UPDATES WITH GREENS’ APPROVAL OF COALITION DEAL, CHANGES DECK, ADDS BACKGROUND, EDITS THROUGHOUT
BERLIN (AA) - German Chancellor-designate Olaf Scholz on Monday named women to key government positions, fulfilling his election campaign promise of a gender-balanced Cabinet.
The Social Democrat leader named Christine Lambrecht, the country’s current justice minister, to the defense minister post.
Nancy Faeser, an experienced politician, will become the country’s first female interior minister.
Scholz told reporters that four out of seven Social Democrat (SPD) ministerial positions in the new coalition government will be filled by women.
He named Svenja Schulze, the current environment minister, to be development minister. Klara Geywitz, a prominent Social Democrat figure, will take the new post of housing minister.
The SPD’s coalition partner the Greens also named female politicians to key positions in the new government.
Annalena Baerbock, the Greens’ co-chair, will become Germany’s next foreign minister, and Steffi Lemke will helm the Environment Ministry.
The Greens also chose Cem Ozdemir, a prominent politician of Turkish origin, to be agriculture minister. He will be the country’s first federal minister with Turkish roots.
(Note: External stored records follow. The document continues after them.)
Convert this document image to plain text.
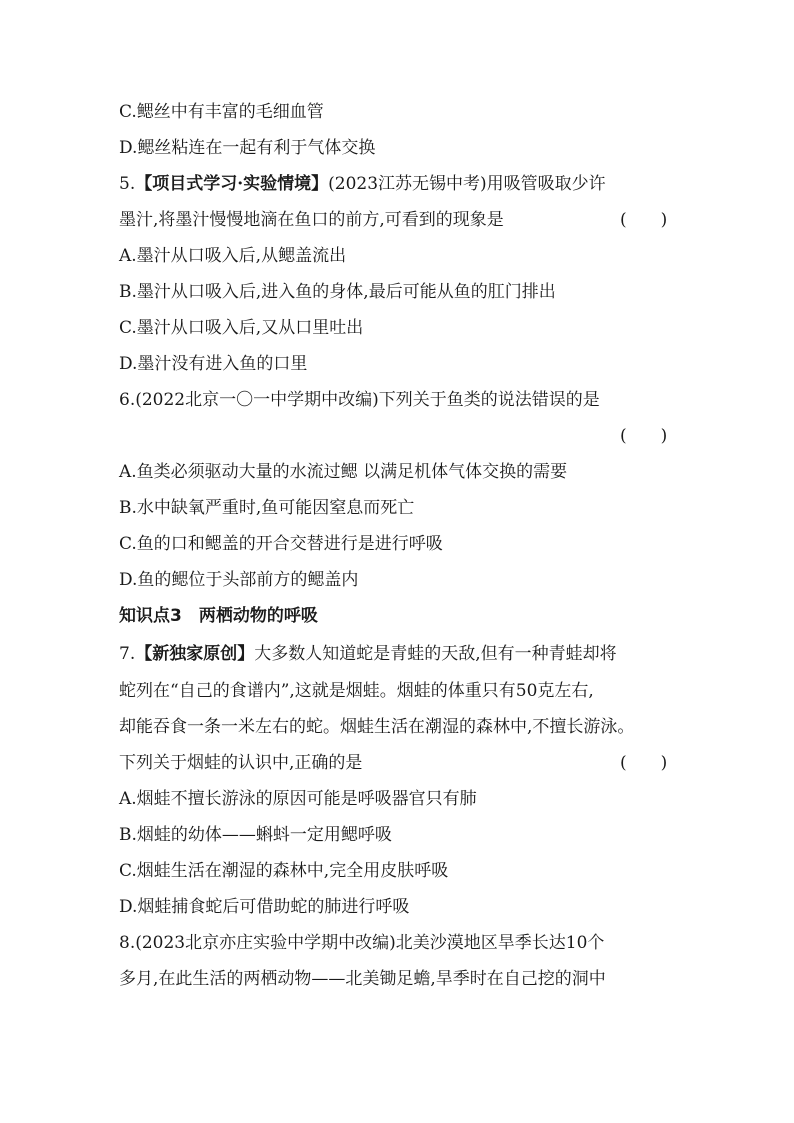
C.鳃丝中有丰富的毛细血管
D.鳃丝粘连在一起有利于气体交换
5.【项目式学习·实验情境】(2023江苏无锡中考)用吸管吸取少许
墨汁,将墨汁慢慢地滴在鱼口的前方,可看到的现象是	(　　)
A.墨汁从口吸入后,从鳃盖流出
B.墨汁从口吸入后,进入鱼的身体,最后可能从鱼的肛门排出
C.墨汁从口吸入后,又从口里吐出
D.墨汁没有进入鱼的口里
6.(2022北京一〇一中学期中改编)下列关于鱼类的说法错误的是
(　　)
A.鱼类必须驱动大量的水流过鳃 以满足机体气体交换的需要
B.水中缺氧严重时,鱼可能因窒息而死亡
C.鱼的口和鳃盖的开合交替进行是进行呼吸
D.鱼的鳃位于头部前方的鳃盖内
知识点3　两栖动物的呼吸
7.【新独家原创】大多数人知道蛇是青蛙的天敌,但有一种青蛙却将
蛇列在“自己的食谱内”,这就是烟蛙。烟蛙的体重只有50克左右,
却能吞食一条一米左右的蛇。烟蛙生活在潮湿的森林中,不擅长游泳。
下列关于烟蛙的认识中,正确的是	(　　)
A.烟蛙不擅长游泳的原因可能是呼吸器官只有肺
B.烟蛙的幼体——蝌蚪一定用鳃呼吸
C.烟蛙生活在潮湿的森林中,完全用皮肤呼吸
D.烟蛙捕食蛇后可借助蛇的肺进行呼吸
8.(2023北京亦庄实验中学期中改编)北美沙漠地区旱季长达10个
多月,在此生活的两栖动物——北美锄足蟾,旱季时在自己挖的洞中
The party announced on Monday that in a digital voting process, nearly 86% of its members approved the coalition agreement and the party’s candidates for the ministerial posts.
The coalition deal was approved by the SPD delegates on Saturday, and received overwhelming support from the liberal Free Democrats (FDP) at a special party conference on Sunday.
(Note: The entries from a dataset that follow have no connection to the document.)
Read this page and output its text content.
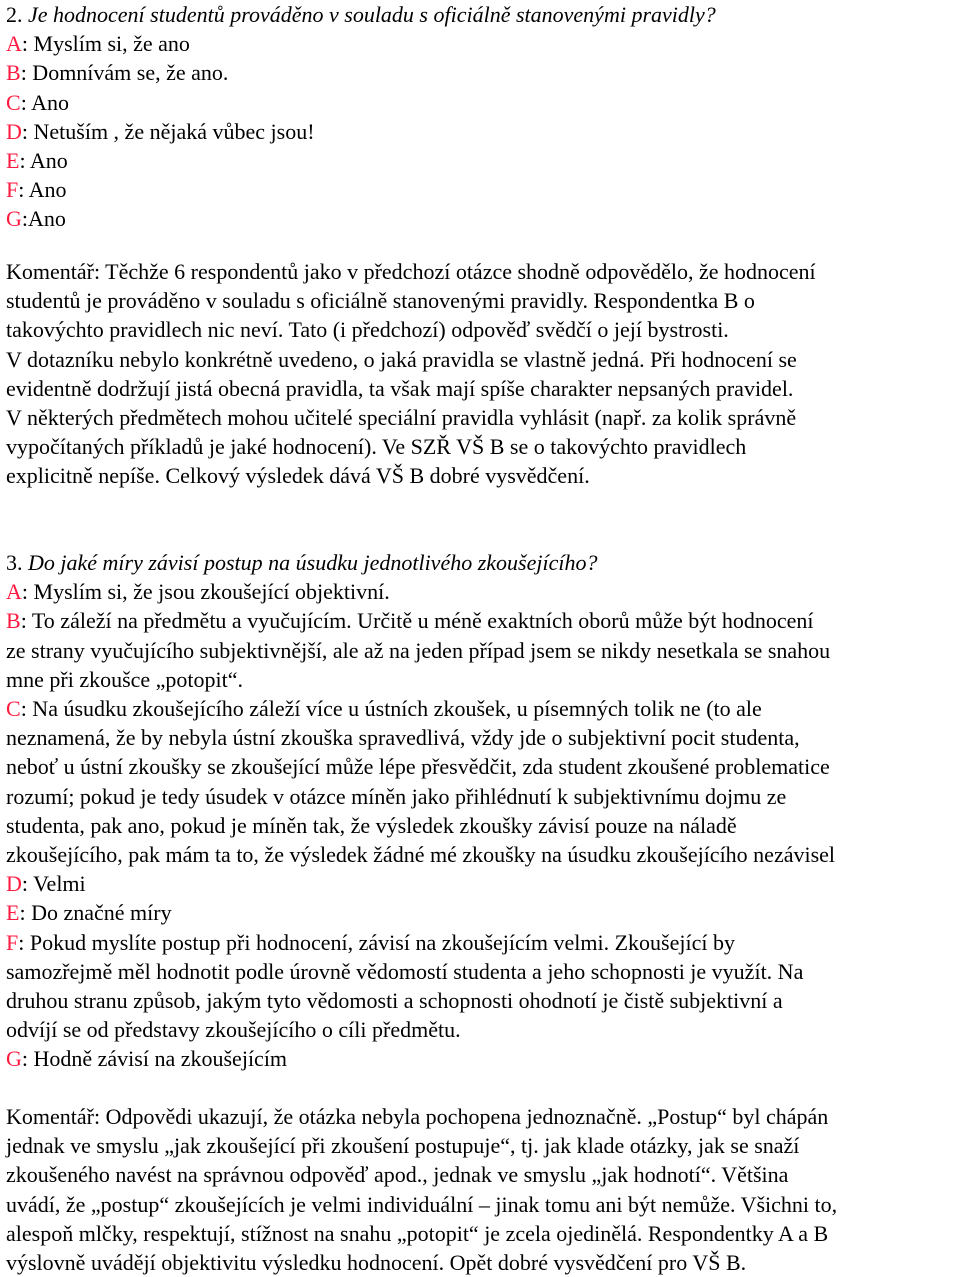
2. Je hodnocení studentů prováděno v souladu s oficiálně stanovenými pravidly?
A: Myslím si, že ano
B: Domnívám se, že ano.
C: Ano
D: Netuším , že nějaká vůbec jsou!
E: Ano
F: Ano
G:Ano
Komentář: Těchže 6 respondentů jako v předchozí otázce shodně odpovědělo, že hodnocení
studentů je prováděno v souladu s oficiálně stanovenými pravidly. Respondentka B o
takovýchto pravidlech nic neví. Tato (i předchozí) odpověď svědčí o její bystrosti.
V dotazníku nebylo konkrétně uvedeno, o jaká pravidla se vlastně jedná. Při hodnocení se
evidentně dodržují jistá obecná pravidla, ta však mají spíše charakter nepsaných pravidel.
V některých předmětech mohou učitelé speciální pravidla vyhlásit (např. za kolik správně
vypočítaných příkladů je jaké hodnocení). Ve SZŘ VŠ B se o takovýchto pravidlech
explicitně nepíše. Celkový výsledek dává VŠ B dobré vysvědčení.
3. Do jaké míry závisí postup na úsudku jednotlivého zkoušejícího?
A: Myslím si, že jsou zkoušející objektivní.
B: To záleží na předmětu a vyučujícím. Určitě u méně exaktních oborů může být hodnocení
ze strany vyučujícího subjektivnější, ale až na jeden případ jsem se nikdy nesetkala se snahou
mne při zkoušce „potopit“.
C: Na úsudku zkoušejícího záleží více u ústních zkoušek, u písemných tolik ne (to ale
neznamená, že by nebyla ústní zkouška spravedlivá, vždy jde o subjektivní pocit studenta,
neboť u ústní zkoušky se zkoušející může lépe přesvědčit, zda student zkoušené problematice
rozumí; pokud je tedy úsudek v otázce míněn jako přihlédnutí k subjektivnímu dojmu ze
studenta, pak ano, pokud je míněn tak, že výsledek zkoušky závisí pouze na náladě
zkoušejícího, pak mám ta to, že výsledek žádné mé zkoušky na úsudku zkoušejícího nezávisel
D: Velmi
E: Do značné míry
F: Pokud myslíte postup při hodnocení, závisí na zkoušejícím velmi. Zkoušející by
samozřejmě měl hodnotit podle úrovně vědomostí studenta a jeho schopnosti je využít. Na
druhou stranu způsob, jakým tyto vědomosti a schopnosti ohodnotí je čistě subjektivní a
odvíjí se od představy zkoušejícího o cíli předmětu.
G: Hodně závisí na zkoušejícím
Komentář: Odpovědi ukazují, že otázka nebyla pochopena jednoznačně. „Postup“ byl chápán
jednak ve smyslu „jak zkoušející při zkoušení postupuje“, tj. jak klade otázky, jak se snaží
zkoušeného navést na správnou odpověď apod., jednak ve smyslu „jak hodnotí“. Většina
uvádí, že „postup“ zkoušejících je velmi individuální – jinak tomu ani být nemůže. Všichni to,
alespoň mlčky, respektují, stížnost na snahu „potopit“ je zcela ojedinělá. Respondentky A a B
výslovně uvádějí objektivitu výsledku hodnocení. Opět dobré vysvědčení pro VŠ B.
- New coalition to take office on Wednesday
The three-party coalition government of the SPD, Greens, and the Free Democrats is set to be sworn in by the federal parliament on Wednesday.
Scholz's SPD narrowly won the Sept. 26 elections over longtime Chancellor Angela Merkel’s Christian Democrats, and hammered out a coalition agreement with the two smaller parties last month.
After 16 years in power, Merkel did not run in the election, and said she will leave active politics once the new government takes office.